Ed è così che, nel corso di uno degli appuntamenti più attesi all’interno del ricco cartellone del Festival d’Automne di quest’anno (il 10 novembre scorso), la ripresa di questa meravigliosa pagina recente non ha mancato di attirare una folta platea desiderosa di immergersi nelle pieghe del suono di Haas, un suono estremamente ricco e sfolgorante, esaltato nella sua primordialità dal completo spegnersi delle luci in sala in determinati momenti previsti dalla partitura. A un inizio piuttosto neutro – una fredda e vorticosa discesa scalare che più volte ritorna in corso d’opera – seguono fasi d’improvvisa dilatazione acustica, da cui il suono degli strumenti esce come rinnovato, trasfigurato.

La completa oscurità in cui a tratti viene calata la compagine strumentale, d’altronde, favorisce un ascolto immersivo assai vicino a quello acusmatico, trascinando così l’ascoltatore in un’esperienza sensoriale impressionante nella sua eccezionalità e facendolo sprofondare nelle imponenti masse sonore che si dispiegano l’una dopo l’altra durante l’esecuzione.

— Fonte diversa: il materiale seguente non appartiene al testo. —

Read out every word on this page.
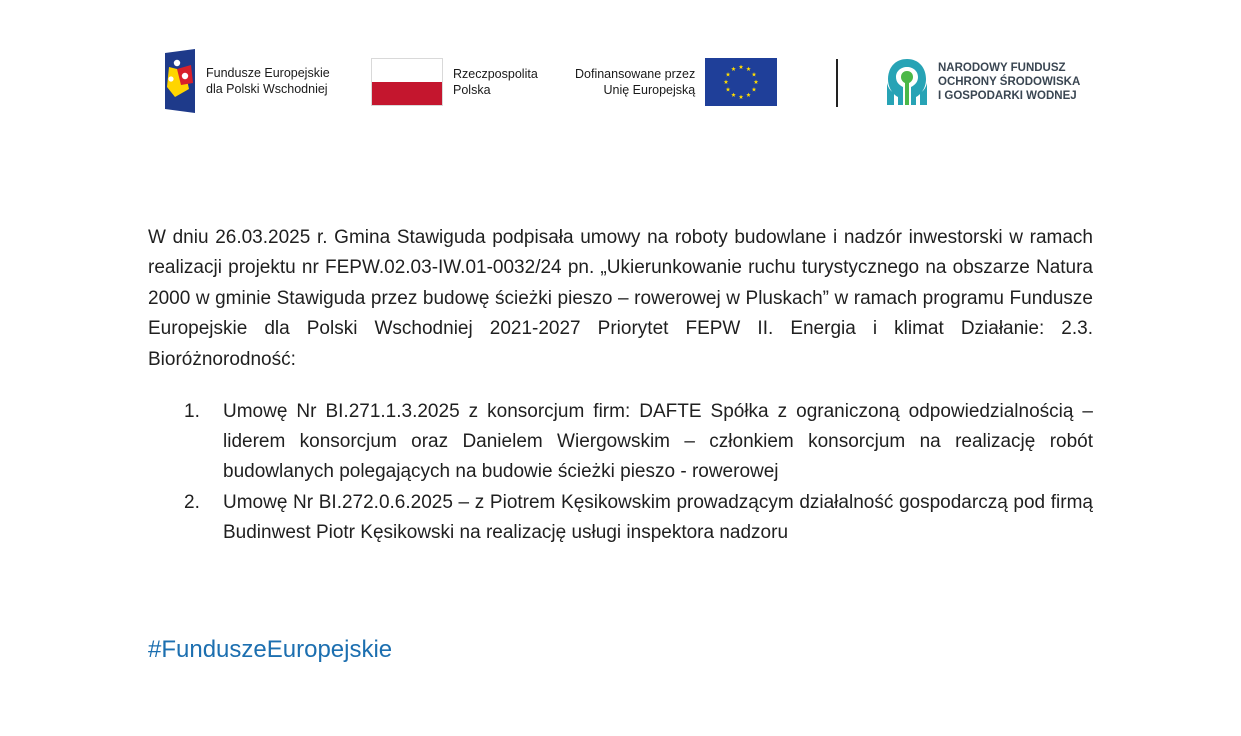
Fundusze Europejskie
dla Polski Wschodniej
Rzeczpospolita
Polska
Dofinansowane przez
Unię Europejską
NARODOWY FUNDUSZ
OCHRONY ŚRODOWISKA
I GOSPODARKI WODNEJ

W dniu 26.03.2025 r. Gmina Stawiguda podpisała umowy na roboty budowlane i nadzór inwestorski w ramach realizacji projektu nr FEPW.02.03-IW.01-0032/24 pn. „Ukierunkowanie ruchu turystycznego na obszarze Natura 2000 w gminie Stawiguda przez budowę ścieżki pieszo – rowerowej w Pluskach” w ramach programu Fundusze Europejskie dla Polski Wschodniej 2021-2027 Priorytet FEPW II. Energia i klimat Działanie: 2.3. Bioróżnorodność:

1.	Umowę Nr BI.271.1.3.2025 z konsorcjum firm: DAFTE Spółka z ograniczoną odpowiedzialnością – liderem konsorcjum oraz Danielem Wiergowskim – członkiem konsorcjum na realizację robót budowlanych polegających na budowie ścieżki pieszo - rowerowej
2.	Umowę Nr BI.272.0.6.2025 – z Piotrem Kęsikowskim prowadzącym działalność gospodarczą pod firmą Budinwest Piotr Kęsikowski na realizację usługi inspektora nadzoru
#FunduszeEuropejskie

Distaccandosi con intelligenza dalla meravigliosa interpretazione già fissata su disco anni fa dal Klangforum Wien diretto da Sylvain Cambreling, primi interpreti del lavoro, un Ensemble intercontemporain in gran forma sotto l’impeccabile bacchetta di Erik Nielsen ha saputo offrire una differente quanto stimolante lettura di questa pagina, esaltandone con fredda precisione ogni cesello e trasportandola in una dimensione di astrazione quasi ultraterrena, metafisica.

Applausi generosi e protrattisi a lungo hanno meritatamente ricompensato il tour de force di questi interpreti d’eccezione, impegnati con uno dei massimi capolavori del nostro tempo.